A thrifty race for MVWSD board
Relatively little money has been raised or spent by candidates running for the board of trustees of the Mountain View Whisman School District.
None of the candidates have reported spending more than $1,000 to promote themselves, and one of the candidates — Christopher Chiang — has declared he doesn't plan to raise more than $1,000, according to campaign finance reports filed by the candidates with the Santa Clara County Registrar of Voters.
As of Sept. 30, the end of the most recent reporting period, the biggest spenders in the campaign were Peter Darrah and Steven Nelson.

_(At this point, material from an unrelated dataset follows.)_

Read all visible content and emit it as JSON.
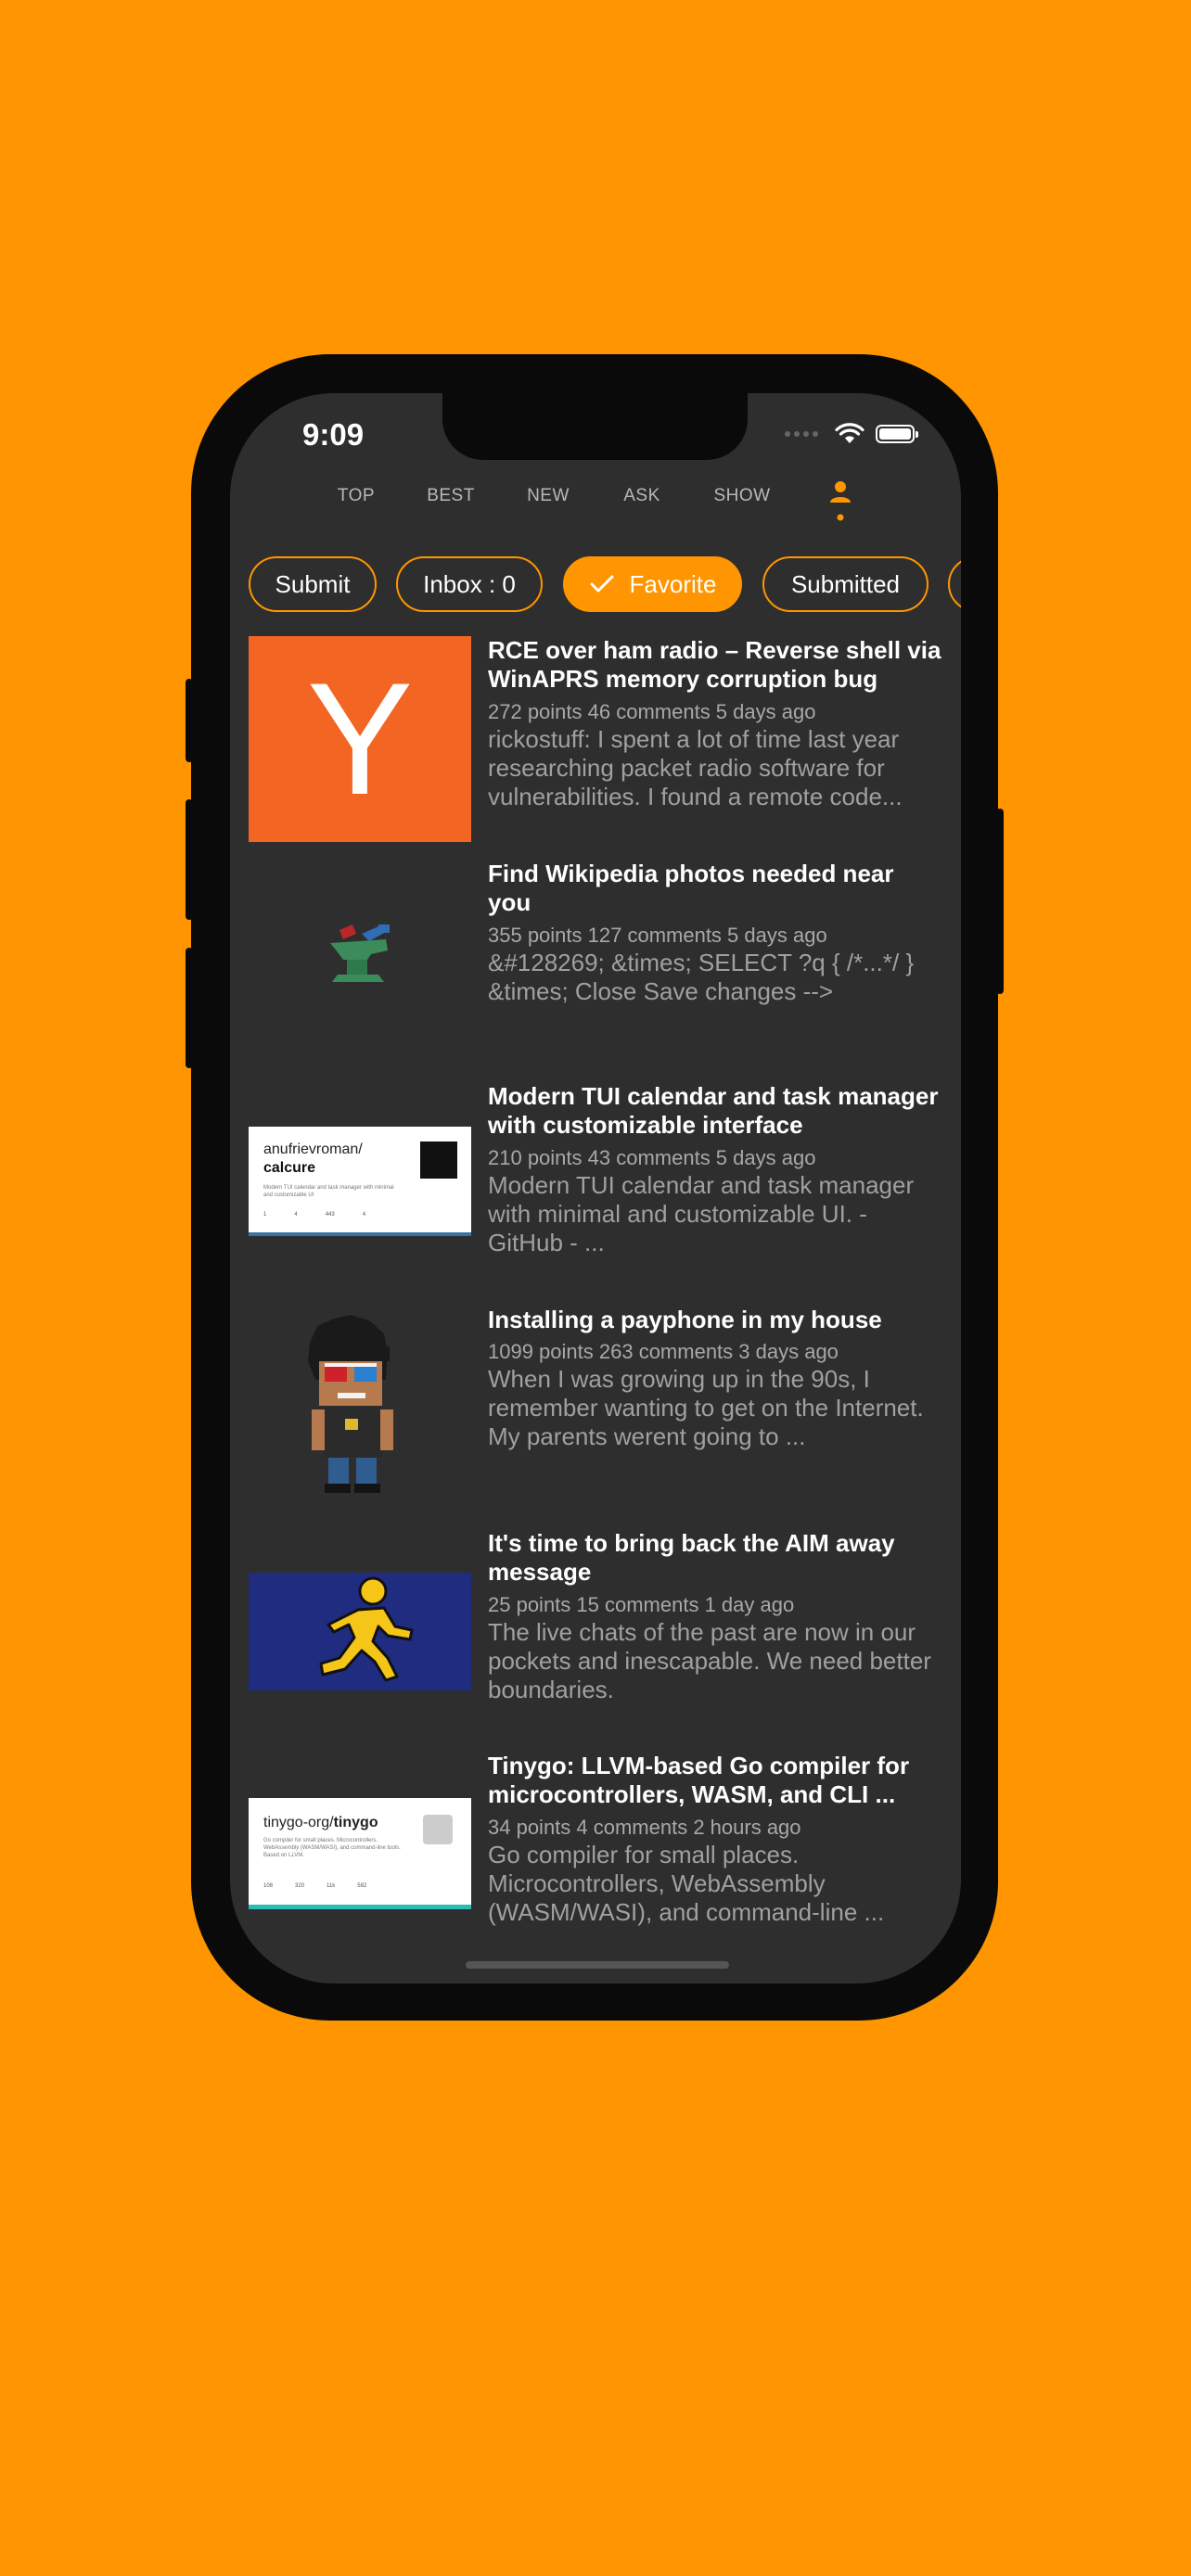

Nelson, who has raised $3,080 for his campaign — all from his own pocket — has spent about $515. From January through Sept. 30, Nelson spent $152 on web-related fees, $278 on an advertisement in the Voice, and about $85 on other items, according to the forms he filed with the registrar's office.
Darrah told the Voice he has raised $1,308 — with all of the money coming from himself, family and friends. He said he has spent $200 on candidate filing fees, $375 on lawn signs and $21 on banking fees, $596 in all.
Darrah's list of expenditures could not be confirmed; as of press time, the county registrar's office had not yet received his campaign finance reports, which were due Oct. 5. Nelson was also late in filing his campaign finance reports, according to an official at the registrar's office.
Christopher Chiang, Bill Lambert and Jim Pollart all reported raising less than $1,000 as of Sept. 30.
Unlike Lambert and Pollart who said they intend to raise more than $1,000 in this campaign — Chiang filed a California Form 470, in which he pledges to raise no more than $1,000. This form does not include information on the exact amount of money raised, or how that money is spent.
Chiang told the Voice he had spent about $372 so far on filing fees and the materials to make homemade yard signs and fliers.
Pollart reported raising about $306 — largely through a $200 donation to himself. As of the filing deadline, he had spent about $75.
Lambert had spent none of the $500 he contributed to his own campaign. No one else had contributed to his campaign as of the deadline.